Nach seinem Karriereende 2001 machte sich Meier einen Namen im Sportsmanagement. Für das Unternehmen International Management Group (IMG) leitete er rund zehn Jahre diverse Aufgaben in der Schweiz, unter anderem agierte er ab 2004 für sechs Jahre als Renndirektor der Tour de Suisse. Außerdem war er Geschäftsführer im Sportmarketing-Unternehmen Infront-Ringier, bevor er 2015 seine eigene Agentur Firma Human Sports Management gründete, mit der er Breitensportevents vermarktet und Sportler betreut. Zu den Klienten von Meier gehörte unter anderem Fabian Cancellara. Während seiner aktiven Karriere gewann der heute 55-Jährige zweimal die Schweizer Straßenmeisterschaft. Nach seinem Geständnis 1998 bekam er eine sechsmonatige Sperre.
16 Jahre gehörte Moreau zu den erfolgreichsten französischen Radprofis, trug Gelb bei der Tour de France und gewann den nationalen Straßenmeistertitel. Im Zuge der Festina-Affäre erhielt Moreau 1998 eine sechsmonatige Sperre. Nach dem Karriereende 2010 war der Franzose mehrere Jahre als Experte für den französischen Ableger von Eurosport tätig sowie als Markenbotschafter für den Radhersteller Origine.
Privat geriet der Moreau in den vergangenen Jahren allerdings in einige Schwierigkeiten: Nach Vorwürfen häuslicher Gewalt und Bedrohungen gegenüber seiner Ex-Frau, einer ehemaligen Hostess bei der Tour de France, wurde er im Januar 2023 in der Schweiz verhaftet und verbrachte einige Zeit in Untersuchungshaft. Außerdem begab sich Moreau in eine Entziehungskur für Alkohol- und Drogenprobleme. Seine Tätigkeit als Manager des französischen Amateurteams Philippe Wagner Cycling musste er daraufhin aufgeben.
Auch Rous zeigte sich in der Festina-Affäre geständig und erhielt eine mehrmonatige Sperre. Die aktive Laufbahn musste der zweifache französische Straßenmeister und Tour-de-France-Etappensieger aufgrund von Herzproblemen im Jahr 2007 aufgeben. Im Anschluss übte er zahlreiche Tätigkeiten als Sportlicher Leiter bei den Teams Bouygues Telecom (2009 bis 2010), Cofidis (2011 bis 2017) und Vital Concept-B&B Hotels (2018 bis 2022) aus. Seit 2024 ist der heute 54-Jährige Sportdirektor beim Team Arkea-Samsic.

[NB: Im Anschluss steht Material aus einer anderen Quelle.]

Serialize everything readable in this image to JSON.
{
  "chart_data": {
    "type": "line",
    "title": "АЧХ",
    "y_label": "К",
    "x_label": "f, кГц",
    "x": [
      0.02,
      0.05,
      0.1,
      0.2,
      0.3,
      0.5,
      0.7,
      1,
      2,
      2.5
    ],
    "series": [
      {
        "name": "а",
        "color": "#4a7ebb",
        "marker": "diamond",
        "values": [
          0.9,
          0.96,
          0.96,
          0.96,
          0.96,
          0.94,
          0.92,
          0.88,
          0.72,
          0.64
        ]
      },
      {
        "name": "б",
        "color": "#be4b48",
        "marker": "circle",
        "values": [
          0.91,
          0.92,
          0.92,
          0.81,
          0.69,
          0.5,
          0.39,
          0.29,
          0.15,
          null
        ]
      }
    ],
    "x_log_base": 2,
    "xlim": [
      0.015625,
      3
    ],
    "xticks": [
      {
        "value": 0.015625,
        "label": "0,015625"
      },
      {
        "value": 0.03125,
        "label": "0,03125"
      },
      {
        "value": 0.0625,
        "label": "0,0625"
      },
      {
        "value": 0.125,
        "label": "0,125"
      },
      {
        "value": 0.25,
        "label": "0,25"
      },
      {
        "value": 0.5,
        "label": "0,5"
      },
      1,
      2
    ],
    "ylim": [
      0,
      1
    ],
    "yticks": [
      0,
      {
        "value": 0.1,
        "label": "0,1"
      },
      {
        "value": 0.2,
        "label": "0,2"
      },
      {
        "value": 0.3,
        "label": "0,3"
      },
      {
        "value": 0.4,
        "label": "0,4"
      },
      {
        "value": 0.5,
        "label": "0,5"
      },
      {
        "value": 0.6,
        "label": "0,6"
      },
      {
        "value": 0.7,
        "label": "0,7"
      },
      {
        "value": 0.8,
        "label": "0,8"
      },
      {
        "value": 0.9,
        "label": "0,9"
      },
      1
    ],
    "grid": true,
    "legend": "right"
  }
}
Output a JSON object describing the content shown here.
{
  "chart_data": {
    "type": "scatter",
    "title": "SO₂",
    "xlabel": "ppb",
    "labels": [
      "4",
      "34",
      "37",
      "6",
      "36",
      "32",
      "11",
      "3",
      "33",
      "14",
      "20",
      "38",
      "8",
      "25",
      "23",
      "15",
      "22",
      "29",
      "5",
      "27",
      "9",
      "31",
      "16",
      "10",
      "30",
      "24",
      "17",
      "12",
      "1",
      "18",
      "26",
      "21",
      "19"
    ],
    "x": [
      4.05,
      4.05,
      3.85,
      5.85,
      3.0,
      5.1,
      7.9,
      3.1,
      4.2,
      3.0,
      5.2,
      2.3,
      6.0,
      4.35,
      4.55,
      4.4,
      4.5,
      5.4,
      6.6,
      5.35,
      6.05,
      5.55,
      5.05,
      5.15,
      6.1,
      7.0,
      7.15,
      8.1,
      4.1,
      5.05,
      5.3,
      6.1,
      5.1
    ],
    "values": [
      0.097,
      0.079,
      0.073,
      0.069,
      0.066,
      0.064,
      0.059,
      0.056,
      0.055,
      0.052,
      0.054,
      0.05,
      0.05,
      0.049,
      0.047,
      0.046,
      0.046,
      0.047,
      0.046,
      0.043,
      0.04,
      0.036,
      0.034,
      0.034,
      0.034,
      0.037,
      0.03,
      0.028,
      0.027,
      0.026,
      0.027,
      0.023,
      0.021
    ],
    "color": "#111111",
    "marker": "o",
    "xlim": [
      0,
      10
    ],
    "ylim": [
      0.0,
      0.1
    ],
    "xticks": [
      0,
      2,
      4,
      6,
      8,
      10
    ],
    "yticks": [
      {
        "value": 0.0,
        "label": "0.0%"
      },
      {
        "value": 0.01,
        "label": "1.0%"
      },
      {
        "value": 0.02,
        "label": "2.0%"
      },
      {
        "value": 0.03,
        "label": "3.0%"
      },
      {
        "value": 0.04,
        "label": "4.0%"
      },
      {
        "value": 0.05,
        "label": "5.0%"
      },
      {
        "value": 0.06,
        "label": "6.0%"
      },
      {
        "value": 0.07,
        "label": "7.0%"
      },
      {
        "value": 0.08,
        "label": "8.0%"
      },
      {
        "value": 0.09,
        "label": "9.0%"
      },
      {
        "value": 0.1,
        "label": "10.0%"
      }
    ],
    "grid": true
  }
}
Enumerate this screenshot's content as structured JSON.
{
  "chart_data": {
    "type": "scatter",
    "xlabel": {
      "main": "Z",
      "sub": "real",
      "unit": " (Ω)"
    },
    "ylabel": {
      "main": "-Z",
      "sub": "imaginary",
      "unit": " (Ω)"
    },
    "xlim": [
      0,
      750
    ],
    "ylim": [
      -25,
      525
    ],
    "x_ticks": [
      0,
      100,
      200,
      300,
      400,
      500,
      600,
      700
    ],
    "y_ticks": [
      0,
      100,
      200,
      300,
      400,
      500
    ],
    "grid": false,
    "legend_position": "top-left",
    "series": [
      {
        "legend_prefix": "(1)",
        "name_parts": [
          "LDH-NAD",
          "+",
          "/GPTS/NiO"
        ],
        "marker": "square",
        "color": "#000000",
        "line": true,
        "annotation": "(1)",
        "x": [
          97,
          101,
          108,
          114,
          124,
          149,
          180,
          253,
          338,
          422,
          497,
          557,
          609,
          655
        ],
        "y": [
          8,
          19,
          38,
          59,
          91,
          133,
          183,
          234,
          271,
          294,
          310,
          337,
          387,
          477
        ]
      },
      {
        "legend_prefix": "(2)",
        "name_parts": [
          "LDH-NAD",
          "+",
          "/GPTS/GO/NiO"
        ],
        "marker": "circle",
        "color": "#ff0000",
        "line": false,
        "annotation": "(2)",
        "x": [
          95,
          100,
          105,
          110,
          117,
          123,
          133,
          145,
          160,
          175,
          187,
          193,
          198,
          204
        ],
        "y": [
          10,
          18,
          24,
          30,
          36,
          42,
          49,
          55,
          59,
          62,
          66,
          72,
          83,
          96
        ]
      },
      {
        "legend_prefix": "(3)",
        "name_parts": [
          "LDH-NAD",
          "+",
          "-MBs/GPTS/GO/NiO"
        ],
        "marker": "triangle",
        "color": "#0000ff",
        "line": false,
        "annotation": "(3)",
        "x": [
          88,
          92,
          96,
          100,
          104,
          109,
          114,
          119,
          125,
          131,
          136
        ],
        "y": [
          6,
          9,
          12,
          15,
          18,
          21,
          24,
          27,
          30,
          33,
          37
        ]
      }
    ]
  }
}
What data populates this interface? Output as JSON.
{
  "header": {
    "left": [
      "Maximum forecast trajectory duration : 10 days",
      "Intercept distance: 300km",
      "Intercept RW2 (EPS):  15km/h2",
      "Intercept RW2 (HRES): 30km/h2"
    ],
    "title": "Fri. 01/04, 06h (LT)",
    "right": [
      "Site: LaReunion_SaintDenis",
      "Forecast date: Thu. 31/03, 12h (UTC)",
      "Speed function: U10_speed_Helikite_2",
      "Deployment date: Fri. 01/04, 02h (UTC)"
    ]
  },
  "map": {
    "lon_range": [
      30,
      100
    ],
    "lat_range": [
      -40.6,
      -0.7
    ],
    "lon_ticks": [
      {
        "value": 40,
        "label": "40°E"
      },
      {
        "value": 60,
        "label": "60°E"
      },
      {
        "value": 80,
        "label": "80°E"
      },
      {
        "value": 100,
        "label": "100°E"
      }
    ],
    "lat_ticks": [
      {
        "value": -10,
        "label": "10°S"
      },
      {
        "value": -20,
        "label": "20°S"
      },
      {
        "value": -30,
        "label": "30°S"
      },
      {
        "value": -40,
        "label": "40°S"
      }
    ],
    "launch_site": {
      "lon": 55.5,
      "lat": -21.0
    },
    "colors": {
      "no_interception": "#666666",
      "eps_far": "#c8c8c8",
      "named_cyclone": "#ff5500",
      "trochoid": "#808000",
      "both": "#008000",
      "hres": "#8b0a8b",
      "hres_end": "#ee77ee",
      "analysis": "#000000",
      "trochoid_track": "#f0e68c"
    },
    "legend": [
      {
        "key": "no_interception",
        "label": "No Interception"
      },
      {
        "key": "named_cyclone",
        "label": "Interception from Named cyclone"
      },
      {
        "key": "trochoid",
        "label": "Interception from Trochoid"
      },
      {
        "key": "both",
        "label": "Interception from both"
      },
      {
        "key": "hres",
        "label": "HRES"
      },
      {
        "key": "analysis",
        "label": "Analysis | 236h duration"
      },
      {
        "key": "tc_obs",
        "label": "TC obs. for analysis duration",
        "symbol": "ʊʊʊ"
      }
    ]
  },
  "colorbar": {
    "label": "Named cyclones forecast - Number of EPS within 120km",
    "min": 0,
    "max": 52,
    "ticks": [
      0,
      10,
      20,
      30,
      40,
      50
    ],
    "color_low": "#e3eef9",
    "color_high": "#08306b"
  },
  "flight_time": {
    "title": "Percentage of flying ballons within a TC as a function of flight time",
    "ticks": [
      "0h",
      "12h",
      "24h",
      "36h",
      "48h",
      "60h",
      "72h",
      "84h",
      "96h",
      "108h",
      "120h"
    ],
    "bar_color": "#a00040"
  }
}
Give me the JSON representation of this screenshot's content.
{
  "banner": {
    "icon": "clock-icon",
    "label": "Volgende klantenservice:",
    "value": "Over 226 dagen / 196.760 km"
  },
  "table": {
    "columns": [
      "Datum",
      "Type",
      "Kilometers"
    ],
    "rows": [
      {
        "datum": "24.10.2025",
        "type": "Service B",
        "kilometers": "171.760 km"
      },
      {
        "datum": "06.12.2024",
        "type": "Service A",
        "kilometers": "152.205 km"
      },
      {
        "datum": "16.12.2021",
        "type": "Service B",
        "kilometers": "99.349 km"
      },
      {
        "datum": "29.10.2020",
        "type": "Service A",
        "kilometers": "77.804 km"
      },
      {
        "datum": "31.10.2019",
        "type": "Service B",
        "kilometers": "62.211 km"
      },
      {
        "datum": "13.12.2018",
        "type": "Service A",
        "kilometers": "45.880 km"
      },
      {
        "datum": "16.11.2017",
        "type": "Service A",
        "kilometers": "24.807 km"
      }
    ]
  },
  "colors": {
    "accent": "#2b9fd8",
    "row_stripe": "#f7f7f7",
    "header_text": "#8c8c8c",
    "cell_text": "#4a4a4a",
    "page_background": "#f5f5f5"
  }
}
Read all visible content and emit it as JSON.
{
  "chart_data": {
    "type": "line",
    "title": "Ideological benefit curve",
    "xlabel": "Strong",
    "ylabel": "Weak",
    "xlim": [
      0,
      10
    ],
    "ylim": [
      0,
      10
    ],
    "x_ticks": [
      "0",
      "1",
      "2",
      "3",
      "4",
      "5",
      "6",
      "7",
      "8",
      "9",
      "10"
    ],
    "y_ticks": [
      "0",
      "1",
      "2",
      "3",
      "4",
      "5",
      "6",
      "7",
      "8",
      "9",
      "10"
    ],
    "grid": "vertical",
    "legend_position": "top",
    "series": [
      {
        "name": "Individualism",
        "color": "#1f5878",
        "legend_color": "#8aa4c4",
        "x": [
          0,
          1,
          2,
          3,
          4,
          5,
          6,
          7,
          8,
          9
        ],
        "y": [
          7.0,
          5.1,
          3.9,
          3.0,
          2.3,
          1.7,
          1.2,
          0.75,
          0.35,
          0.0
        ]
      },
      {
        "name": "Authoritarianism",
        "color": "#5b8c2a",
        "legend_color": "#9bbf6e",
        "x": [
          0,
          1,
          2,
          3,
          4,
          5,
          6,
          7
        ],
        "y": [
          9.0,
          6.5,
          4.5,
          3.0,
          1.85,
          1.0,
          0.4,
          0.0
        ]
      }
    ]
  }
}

Wie Rous ist auch Stephens dem Profi-Radsport bis heute erhalten geblieben und ist seit dem Jahr 2000 als Sportlicher Leiter für verschiedene Teams tätig. Den Einstieg fand er beim Linda McCartney Racing Team (2000 bis 2001), ehe er für Liberty Seguros (2005 bis 2006) und Caisse d’Espargne (2008 bis 2010) arbeitete. Seine prägendste Zeit erlebte der Australier von 2012 bis 2018 bei Orica GreenEdge. Nach zwei Jahren bei UAE Team Emirates gehört er der heute 61-Jährige seit 2021 zu den Sportlichen Leitern bei Bahrain-Victorious. Als aktiver Fahrer feierte er mit einem Etappensieg bei der Tour de France 1997 seinen größten Erfolg. Stephens argumentierte im Zuge der Festina-Affäre, er habe die Dopingmittel in dem Wissen genommen, dass es sich um Vitaminpräparate handele. Er bekam keine Sperre, beendete jedoch Ende 1998 seine Karriere.